鳥居の前には,出店がいくつかあった。たこ焼きを1パックいただいたが,本場だけに本格的なものだった。
次は,1kmほど離れたところにある神倉神社に行ってみる。神倉神社は熊野速玉大社の元宮で,そもそも新宮の名は,この元宮に対して新たに熊野速玉大社を遷座したことによるという。それも2000年近く前の神話の世界のことだ。
10分ほどで神倉神社の入り口に着いたものの,真っ暗だった。この先,石段が583段あるそうで,参拝は控えておいたほうがよさそうだ。
すぐ近くに,地図には載っていなかった出雲大社があり,明かりがついていたので参拝しておいた。
国道に出た。初詣の人たちで,それなりに車や人の通りがあった。
プライスカットというディスカウントストア。年中無休の24時間営業ということで,薄暗い蛍光灯の下で店を開けており,参拝帰りの少女たちが暖を採るためか中に入っていったが,何か切ないものがあった。
さらに,市街の中にある神社をいくつか巡ってみようと思う。元日のまだ夜が明けないうちの,名も知れぬ神社巡りほど,わくわくとすることはないと思う。

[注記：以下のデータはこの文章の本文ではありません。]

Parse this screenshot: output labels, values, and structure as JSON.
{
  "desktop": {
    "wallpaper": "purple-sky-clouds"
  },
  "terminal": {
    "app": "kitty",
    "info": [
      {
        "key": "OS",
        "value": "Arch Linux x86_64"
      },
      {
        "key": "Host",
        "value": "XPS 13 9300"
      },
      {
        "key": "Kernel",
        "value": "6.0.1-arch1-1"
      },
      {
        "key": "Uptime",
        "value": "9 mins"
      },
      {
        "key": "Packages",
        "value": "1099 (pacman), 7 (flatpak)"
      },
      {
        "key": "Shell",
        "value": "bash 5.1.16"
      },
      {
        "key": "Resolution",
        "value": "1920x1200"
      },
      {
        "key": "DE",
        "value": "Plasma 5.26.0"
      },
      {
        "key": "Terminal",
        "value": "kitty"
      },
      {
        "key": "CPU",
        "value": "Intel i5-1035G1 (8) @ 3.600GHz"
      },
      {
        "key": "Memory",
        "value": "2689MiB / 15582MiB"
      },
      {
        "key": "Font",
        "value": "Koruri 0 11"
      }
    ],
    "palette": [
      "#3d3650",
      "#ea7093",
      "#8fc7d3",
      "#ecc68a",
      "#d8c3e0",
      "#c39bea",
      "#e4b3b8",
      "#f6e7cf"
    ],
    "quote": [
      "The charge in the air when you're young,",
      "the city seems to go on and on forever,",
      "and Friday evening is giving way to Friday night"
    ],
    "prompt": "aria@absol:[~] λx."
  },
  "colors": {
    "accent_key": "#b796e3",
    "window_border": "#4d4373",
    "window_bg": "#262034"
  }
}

国道から一路東へ歩き,太平洋を望む王子ヶ浜へ出た。海には舟の灯りがいくつか見えた。
熊野九十九王子の一つ,浜王子が近い。
村社,王子神社として手厚く祀られていた。
さらに住宅街の中を抜けて,阿須賀神社を目指す。このような夜中に,住宅街の中を歩いても不審に思われない,というか,不審に思われても堂々とした理由が立つのは元日を置いてほかにない。
街路はジグザグであったが,その道筋には妙な自然さがあった。実は,この道は熊野古道だった。中辺路の一部だというが,このような住宅街の中を縫う道も,熊野古道の一面と言えそうである。
浜王子から20分ほどで阿須賀神社に着いた。
手水鉢は1631年に寄進されたものだという。
新宮最古の神社ともいわれる大きな神社である。
神社には誰もおらず,御神酒はセルフサービスのようだった。
境内社の阿須賀稲荷神社。
もう一つの境内社は徐福の宮。
10年ほど前に,地元の上富良野で「徐福を語る国際シンポジウム」が開催されたことがあったが,それは上富良野静修の熊野神社の祠の雰囲気が三重県の熊野神社に類似していることや,御神体が日本では例の少ない中国風になっていることから,徐福との関わりが指摘されたものであった。
時刻は午前2時を回った。土地によっては,小さな神社でも,地区の人たちが社務所で夜通し酒を飲んでいたり,神楽を奉納していたりするものだが,この土地では,熊野速玉大社の一点豪華主義というところがあるようで,その他の神社にはひと気がなかった。
この先,県境の熊野川を渡れば,また由緒ある神社もいくつかあるようだったが,せっかく宿を取っているので,戻って少し休むことにした。